Configure log retention and removal policy for Lambda function using AWS CDK in Python
Each lambda invocation generates execution logs. By default, these logs are stored indefinitely in CloudWatch Logs. This means for a busy application you could have hundreds of thousans of log streams and log groups that are stored indefinitely.
While in some scenarios this may be needed for certain compliances, but 9/10 times you don't need to store logs indefinitely. In this article, we will look at how to configure log retention for a Lambda function using AWS CDK in Python.
Prerequisites
- Ensure that you have AWS CDK and SAM CLI installed.
- If needed create a new CDK application.
Configuring log retention for a Lambda function
To do so, we first create a simple lambda function. We will need to store the function in a variable so that we can configure the log retention for it.
# filename: cdk_app/my_stack.py
from aws_cdk import (
Stack,
aws_lambda as _lambda,
aws_logs as logs,
Duration,
RemovalPolicy,
)
from constructs import Construct
class MyStack(Stack):
def __init__(self, scope: Construct, construct_id: str, **kwargs) -> None:
super().__init__(scope, construct_id, **kwargs)
# 👇🏽 Create a Lambda function
my_lambda = _lambda.Function(
self,
"MyLambda",
runtime=_lambda.Runtime.PYTHON_3_12,
handler="index.handler",
code=_lambda.Code.from_inline("def handler(event, context): return 'Hello, World!'"),
timeout=Duration.seconds(10),
)
Next, we will configure the log retention for the lambda function. We will use the LogGroup class from the aws_logs module to configure the log retention.
In the background, CDK creates another lambda function that deletes the older logs based on the retention policy. To do so it requires the name of the log group.
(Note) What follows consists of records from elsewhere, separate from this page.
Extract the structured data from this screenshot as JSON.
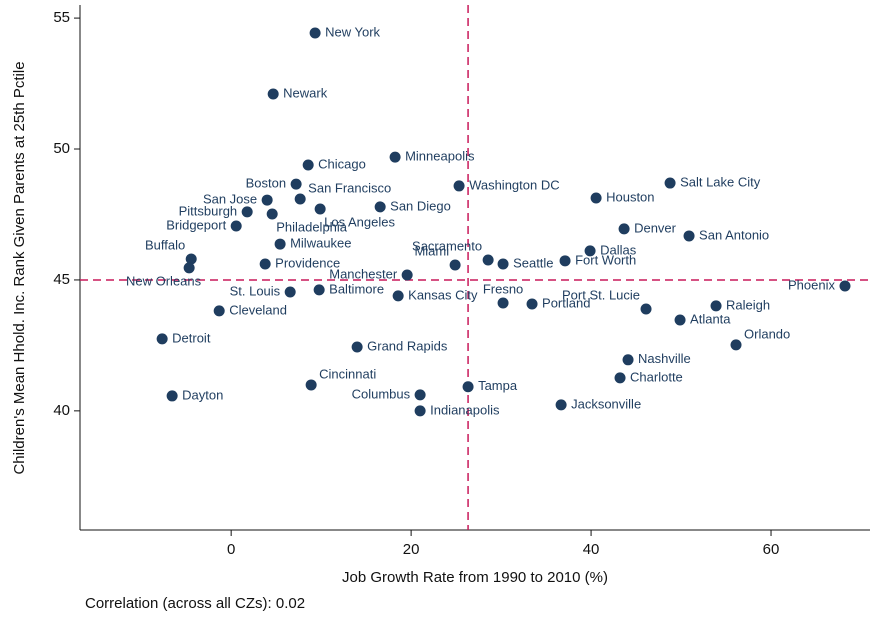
{
  "chart_data": {
    "type": "scatter",
    "xlabel": "Job Growth Rate from 1990 to 2010 (%)",
    "ylabel": "Children's Mean Hhold. Inc. Rank Given Parents at 25th Pctile",
    "annotation": "Correlation (across all CZs): 0.02",
    "xlim": [
      -16.8,
      71
    ],
    "ylim": [
      35.45,
      55.5
    ],
    "xticks": [
      0,
      20,
      40,
      60
    ],
    "yticks": [
      40,
      45,
      50,
      55
    ],
    "reference_lines": {
      "x": 26.33,
      "y": 45,
      "color": "#c8195a"
    },
    "series": [
      {
        "color": "#1f3d5f",
        "labels": [
          "New York",
          "Newark",
          "Chicago",
          "Minneapolis",
          "Boston",
          "San Francisco",
          "San Jose",
          "Washington DC",
          "Salt Lake City",
          "Houston",
          "San Diego",
          "Los Angeles",
          "Pittsburgh",
          "Philadelphia",
          "Bridgeport",
          "Denver",
          "San Antonio",
          "Milwaukee",
          "Dallas",
          "Buffalo",
          "New Orleans",
          "Providence",
          "Miami",
          "Sacramento",
          "Seattle",
          "Fort Worth",
          "Manchester",
          "Phoenix",
          "St. Louis",
          "Baltimore",
          "Kansas City",
          "Fresno",
          "Portland",
          "Port St. Lucie",
          "Raleigh",
          "Cleveland",
          "Atlanta",
          "Detroit",
          "Orlando",
          "Grand Rapids",
          "Nashville",
          "Charlotte",
          "Cincinnati",
          "Tampa",
          "Columbus",
          "Dayton",
          "Jacksonville",
          "Indianapolis"
        ],
        "x": [
          9.33,
          4.67,
          8.56,
          18.22,
          7.22,
          7.67,
          4.0,
          25.33,
          48.78,
          40.56,
          16.56,
          9.89,
          1.78,
          4.56,
          0.56,
          43.67,
          50.89,
          5.44,
          39.89,
          -4.44,
          -4.67,
          3.78,
          24.89,
          28.56,
          30.22,
          37.11,
          19.56,
          68.22,
          6.56,
          9.78,
          18.56,
          30.22,
          33.44,
          46.11,
          53.89,
          -1.33,
          49.89,
          -7.67,
          56.11,
          14.0,
          44.11,
          43.22,
          8.89,
          26.33,
          21.0,
          -6.56,
          36.67,
          21.0
        ],
        "values": [
          54.43,
          52.1,
          49.39,
          49.69,
          48.66,
          48.09,
          48.05,
          48.59,
          48.7,
          48.13,
          47.79,
          47.71,
          47.6,
          47.52,
          47.06,
          46.95,
          46.68,
          46.37,
          46.11,
          45.8,
          45.46,
          45.61,
          45.57,
          45.76,
          45.61,
          45.73,
          45.19,
          44.77,
          44.54,
          44.62,
          44.39,
          44.12,
          44.08,
          43.89,
          44.01,
          43.82,
          43.47,
          42.75,
          42.52,
          42.44,
          41.95,
          41.26,
          40.99,
          40.92,
          40.61,
          40.57,
          40.23,
          40.0
        ]
      }
    ]
  }
}
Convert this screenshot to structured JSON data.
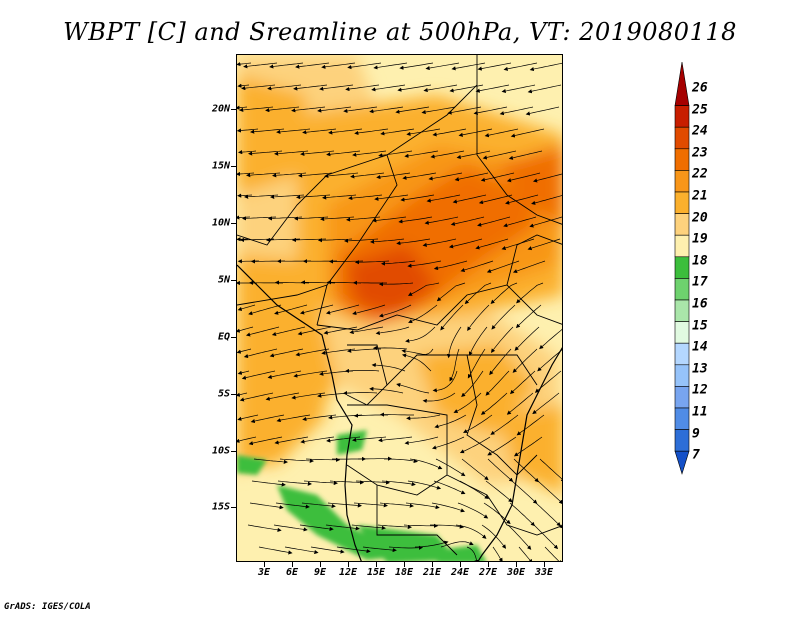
{
  "title": "WBPT [C] and Sreamline at 500hPa, VT: 2019080118",
  "footer": "GrADS: IGES/COLA",
  "lat_labels": [
    "20N",
    "15N",
    "10N",
    "5N",
    "EQ",
    "5S",
    "10S",
    "15S"
  ],
  "lon_labels": [
    "3E",
    "6E",
    "9E",
    "12E",
    "15E",
    "18E",
    "21E",
    "24E",
    "27E",
    "30E",
    "33E"
  ],
  "colorbar": {
    "levels": [
      "26",
      "25",
      "24",
      "23",
      "22",
      "21",
      "20",
      "19",
      "18",
      "17",
      "16",
      "15",
      "14",
      "13",
      "12",
      "11",
      "9",
      "7"
    ],
    "colors": [
      "#a50000",
      "#c81e00",
      "#e14b00",
      "#f06e00",
      "#f89619",
      "#fbb02d",
      "#fdd27d",
      "#fef0af",
      "#3cbe3c",
      "#6ed26e",
      "#aae6aa",
      "#e1fae1",
      "#b4d7ff",
      "#96c3fa",
      "#78a5f0",
      "#508ce6",
      "#2d6ed7",
      "#1450c8"
    ]
  },
  "colors": {
    "background": "#ffffff",
    "land": "#fef0af",
    "streamline": "#000000"
  }
}
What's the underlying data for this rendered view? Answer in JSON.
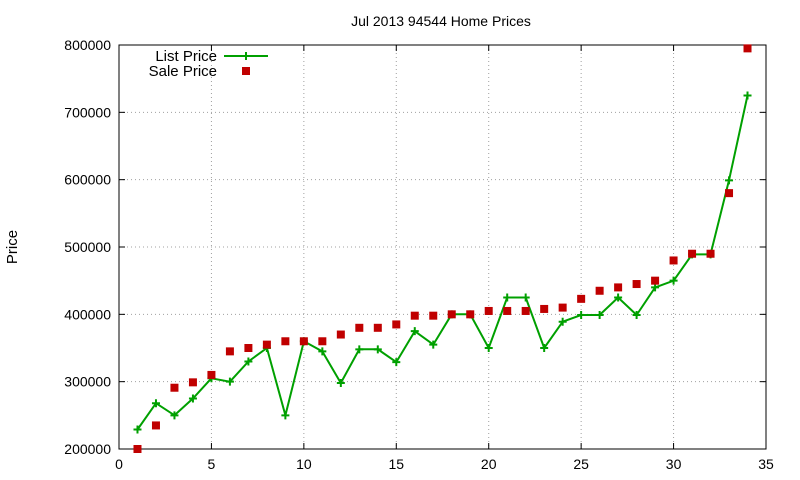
{
  "chart_data": {
    "type": "line",
    "title": "Jul 2013 94544 Home Prices",
    "xlabel": "",
    "ylabel": "Price",
    "xlim": [
      0,
      35
    ],
    "ylim": [
      200000,
      800000
    ],
    "xticks": [
      0,
      5,
      10,
      15,
      20,
      25,
      30,
      35
    ],
    "yticks": [
      200000,
      300000,
      400000,
      500000,
      600000,
      700000,
      800000
    ],
    "grid": true,
    "legend_position": "top-left",
    "x": [
      1,
      2,
      3,
      4,
      5,
      6,
      7,
      8,
      9,
      10,
      11,
      12,
      13,
      14,
      15,
      16,
      17,
      18,
      19,
      20,
      21,
      22,
      23,
      24,
      25,
      26,
      27,
      28,
      29,
      30,
      31,
      32,
      33,
      34
    ],
    "series": [
      {
        "name": "List Price",
        "style": "line+cross",
        "color": "#00a000",
        "values": [
          229000,
          268000,
          250000,
          275000,
          305000,
          300000,
          330000,
          350000,
          250000,
          360000,
          345000,
          298000,
          348000,
          348000,
          329000,
          375000,
          355000,
          400000,
          400000,
          350000,
          425000,
          425000,
          350000,
          389000,
          399000,
          399000,
          425000,
          399000,
          440000,
          450000,
          489000,
          489000,
          599000,
          725000
        ]
      },
      {
        "name": "Sale Price",
        "style": "square",
        "color": "#c00000",
        "values": [
          200000,
          235000,
          291000,
          299000,
          310000,
          345000,
          350000,
          355000,
          360000,
          360000,
          360000,
          370000,
          380000,
          380000,
          385000,
          398000,
          398000,
          400000,
          400000,
          405000,
          405000,
          405000,
          408000,
          410000,
          423000,
          435000,
          440000,
          445000,
          450000,
          480000,
          490000,
          490000,
          580000,
          795000
        ]
      }
    ]
  }
}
The log group name is in the format /aws/lambda/<function_name>. We can get the function name using my_lambda.function_name.
# filename: cdk_app/my_stack.py
from aws_cdk import (
Stack,
aws_lambda as _lambda,
aws_logs as logs,
Duration,
RemovalPolicy,
)
from constructs import Construct
class MyStack(Stack):
def __init__(self, scope: Construct, construct_id: str, **kwargs) -> None:
super().__init__(scope, construct_id, **kwargs)
# 👇🏽 Create a Lambda function
my_lambda = _lambda.Function(
self,
"MyLambda",
runtime=_lambda.Runtime.PYTHON_3_12,
handler="index.handler",
code=_lambda.Code.from_inline("def handler(event, context): return 'Hello, World!'"),
timeout=Duration.seconds(10),
)
# 👇🏽 Create a log group for the Lambda function
my_log_group = logs.LogGroup(
self,
"MyLogGroup",
log_group_name=f"/aws/lambda/{my_lambda.function_name}", # 👈🏽 This is the log group name
retention=logs.RetentionDays.ONE_WEEK,
removal_policy=RemovalPolicy.DESTROY,
)
In the above code, we create a log group for the lambda function. We set the retention policy to ONE_WEEK. This means that the logs will be retained for one week. After one week, the logs will be deleted.
This also has the removal policy set to DESTROY. This means that when the stack is deleted, the log group will be deleted as well.
Now deploy the stack using the following commands:
cdk deploy
Once the stack is deployed, you can check the log group in the CloudWatch console. You will see that the log group has a retention policy of one week.